In today’s New York Times Economix Blog, Uwe Reinhardt poses the central question: “Is ‘More Efficient” Always Better?” In answer to the question he provides the basic definitions one would confront in an introductory economics course – including appropriate references to Pareto – and proceeds to point out that some efficient points, such as R and U, are not necessarily better than some inefficient ones (any in the region bounded by X, Y, and Z).
He then proceeds to link efficiency with optimality, which becomes his point of contention.
“One suspects that the term optimal came into widespread use among economists as a marketing device to promote their normative propositions based on efficiency. But as Professor Arrow warns his colleagues on this point:
A definition is just a definition, but when the definiendum is a word already in common use with highly favorable connotations, it is clear that we are really trying to be persuasive; we are implicitly recommending the achievement of optimal states.
Alas, it gets worse. Astute readers will have figured out by now that literally every point falling on the entire solid curve in the graph must be “Pareto optimal” by the economist’s definition of that term, not only those falling on line segment Y-Z. That circumstance makes the economist’s use of the word optimal even more dubious.”
In my view, Reinhardt stops in the wrong place.

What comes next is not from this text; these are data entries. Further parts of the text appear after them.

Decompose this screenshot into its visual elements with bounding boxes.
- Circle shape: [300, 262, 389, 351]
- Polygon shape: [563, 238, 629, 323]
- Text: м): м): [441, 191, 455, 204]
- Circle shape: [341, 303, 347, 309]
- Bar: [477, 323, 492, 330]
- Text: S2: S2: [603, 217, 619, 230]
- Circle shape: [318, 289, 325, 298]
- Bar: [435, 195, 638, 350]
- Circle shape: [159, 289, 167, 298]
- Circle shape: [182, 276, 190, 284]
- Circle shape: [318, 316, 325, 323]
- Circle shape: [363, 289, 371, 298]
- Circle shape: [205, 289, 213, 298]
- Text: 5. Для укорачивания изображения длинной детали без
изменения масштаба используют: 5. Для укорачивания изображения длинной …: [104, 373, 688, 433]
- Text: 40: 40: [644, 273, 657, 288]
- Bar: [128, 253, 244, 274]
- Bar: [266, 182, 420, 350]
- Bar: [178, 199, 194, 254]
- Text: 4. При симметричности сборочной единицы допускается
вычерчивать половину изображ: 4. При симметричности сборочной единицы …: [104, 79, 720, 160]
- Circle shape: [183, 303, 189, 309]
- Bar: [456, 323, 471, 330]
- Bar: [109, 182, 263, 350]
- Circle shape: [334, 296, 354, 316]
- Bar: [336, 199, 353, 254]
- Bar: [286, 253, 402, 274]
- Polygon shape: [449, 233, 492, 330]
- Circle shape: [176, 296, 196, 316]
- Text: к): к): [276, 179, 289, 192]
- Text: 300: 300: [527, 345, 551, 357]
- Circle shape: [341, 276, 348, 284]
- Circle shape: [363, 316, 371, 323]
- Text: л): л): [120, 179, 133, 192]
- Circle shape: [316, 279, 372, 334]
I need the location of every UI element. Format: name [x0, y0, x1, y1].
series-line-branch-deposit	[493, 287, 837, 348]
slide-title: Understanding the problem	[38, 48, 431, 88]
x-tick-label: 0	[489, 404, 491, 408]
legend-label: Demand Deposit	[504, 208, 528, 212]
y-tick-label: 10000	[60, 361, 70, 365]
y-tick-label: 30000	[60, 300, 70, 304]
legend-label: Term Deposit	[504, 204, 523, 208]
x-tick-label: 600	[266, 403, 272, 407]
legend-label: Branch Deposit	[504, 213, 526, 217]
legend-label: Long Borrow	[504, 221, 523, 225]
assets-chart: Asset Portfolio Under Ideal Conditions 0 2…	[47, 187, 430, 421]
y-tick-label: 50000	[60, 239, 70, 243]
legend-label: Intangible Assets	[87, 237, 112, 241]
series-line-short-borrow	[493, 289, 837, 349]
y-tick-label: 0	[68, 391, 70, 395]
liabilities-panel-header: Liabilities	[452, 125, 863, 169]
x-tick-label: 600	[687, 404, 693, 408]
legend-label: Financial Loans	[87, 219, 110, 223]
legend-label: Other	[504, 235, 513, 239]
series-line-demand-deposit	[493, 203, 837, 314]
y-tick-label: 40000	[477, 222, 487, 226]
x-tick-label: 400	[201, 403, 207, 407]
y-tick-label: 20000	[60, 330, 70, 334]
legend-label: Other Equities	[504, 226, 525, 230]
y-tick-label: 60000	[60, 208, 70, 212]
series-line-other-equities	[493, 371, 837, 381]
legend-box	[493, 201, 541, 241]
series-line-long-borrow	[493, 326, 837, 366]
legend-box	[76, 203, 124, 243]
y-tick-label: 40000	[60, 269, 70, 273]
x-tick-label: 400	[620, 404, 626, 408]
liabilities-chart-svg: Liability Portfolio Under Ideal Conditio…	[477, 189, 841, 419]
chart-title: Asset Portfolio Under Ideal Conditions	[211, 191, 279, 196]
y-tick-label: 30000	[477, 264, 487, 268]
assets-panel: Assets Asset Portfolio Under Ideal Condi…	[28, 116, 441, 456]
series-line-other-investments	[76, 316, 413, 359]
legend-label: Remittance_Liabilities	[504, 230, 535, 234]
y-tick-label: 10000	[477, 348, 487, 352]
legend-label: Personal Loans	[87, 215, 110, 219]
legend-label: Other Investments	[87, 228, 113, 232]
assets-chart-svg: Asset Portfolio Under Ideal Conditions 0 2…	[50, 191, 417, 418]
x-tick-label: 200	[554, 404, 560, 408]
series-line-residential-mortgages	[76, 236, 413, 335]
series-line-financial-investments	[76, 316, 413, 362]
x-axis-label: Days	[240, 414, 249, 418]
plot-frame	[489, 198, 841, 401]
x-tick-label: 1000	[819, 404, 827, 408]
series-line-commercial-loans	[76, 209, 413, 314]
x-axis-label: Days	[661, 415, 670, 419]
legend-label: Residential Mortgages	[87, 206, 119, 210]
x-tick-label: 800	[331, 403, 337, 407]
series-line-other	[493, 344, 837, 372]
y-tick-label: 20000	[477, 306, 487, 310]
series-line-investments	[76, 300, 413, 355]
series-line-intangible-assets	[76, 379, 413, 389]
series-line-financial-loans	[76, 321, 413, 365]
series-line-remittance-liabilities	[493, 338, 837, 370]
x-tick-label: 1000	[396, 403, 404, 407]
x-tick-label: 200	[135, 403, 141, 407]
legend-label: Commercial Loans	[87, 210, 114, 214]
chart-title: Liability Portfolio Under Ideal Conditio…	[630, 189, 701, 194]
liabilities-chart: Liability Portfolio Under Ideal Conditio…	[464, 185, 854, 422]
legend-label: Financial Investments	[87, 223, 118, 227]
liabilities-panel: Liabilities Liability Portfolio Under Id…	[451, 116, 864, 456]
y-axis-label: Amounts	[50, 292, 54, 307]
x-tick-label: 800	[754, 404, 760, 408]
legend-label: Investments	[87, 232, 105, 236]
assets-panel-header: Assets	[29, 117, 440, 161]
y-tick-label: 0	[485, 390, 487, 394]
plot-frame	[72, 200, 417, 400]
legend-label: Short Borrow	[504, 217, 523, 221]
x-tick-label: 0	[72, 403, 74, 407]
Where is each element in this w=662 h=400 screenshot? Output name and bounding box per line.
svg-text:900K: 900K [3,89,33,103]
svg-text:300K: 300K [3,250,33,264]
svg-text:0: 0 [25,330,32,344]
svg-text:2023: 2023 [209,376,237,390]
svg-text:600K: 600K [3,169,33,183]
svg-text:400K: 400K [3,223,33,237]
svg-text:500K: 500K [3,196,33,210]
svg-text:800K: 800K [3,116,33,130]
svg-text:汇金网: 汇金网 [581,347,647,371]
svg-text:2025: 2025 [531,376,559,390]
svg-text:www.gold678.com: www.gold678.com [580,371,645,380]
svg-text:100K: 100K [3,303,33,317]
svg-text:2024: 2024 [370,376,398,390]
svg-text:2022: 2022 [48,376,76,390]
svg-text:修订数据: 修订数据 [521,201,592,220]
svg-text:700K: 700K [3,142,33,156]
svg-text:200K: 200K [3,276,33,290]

Rather than “dis” the term efficiency, he could differentiate between Pareto efficient (all points on the concave curve bounded by the two axes and called in this case the Happiness Possibility Frontier or HPF) and Pareto optimality (which employs Pareto’s notion that, at these points, to make someone better off, another person must be made worse off.) So what’s the point? Actually, there are two points to be made.
1. For any point (or allocation) below the HPF, that is any Pareto inefficient allocation, there exist Pareto improvement possibilities, and economists should encourage taking advantage of such.
2. Once on the HPF, Pareto optimal allocations depend upon social preferences, about which economists have no unique judgment to contribute; however, each such social choice judgment does yield consequences with opportunity costs (foregone choices) that can be identified. Stated differently, all Pareto efficient points are candidate points to be Pareto optimal under some set (of sometimes very curious) social preferences.
To conclude, the notion of efficiency is not a vague term, and it does reflect a value free standard. In my view, one can claim that for any Pareto inefficient allocation, Pareto improvements exist. Efficiency, however, says nothing about the optimal choice until preferences – in this case comparison of A’s vs. B’s happiness – is made. Furthermore, economists should encourage those making such social preferences to be transparent rather than hide them in 2000 pages of legislation.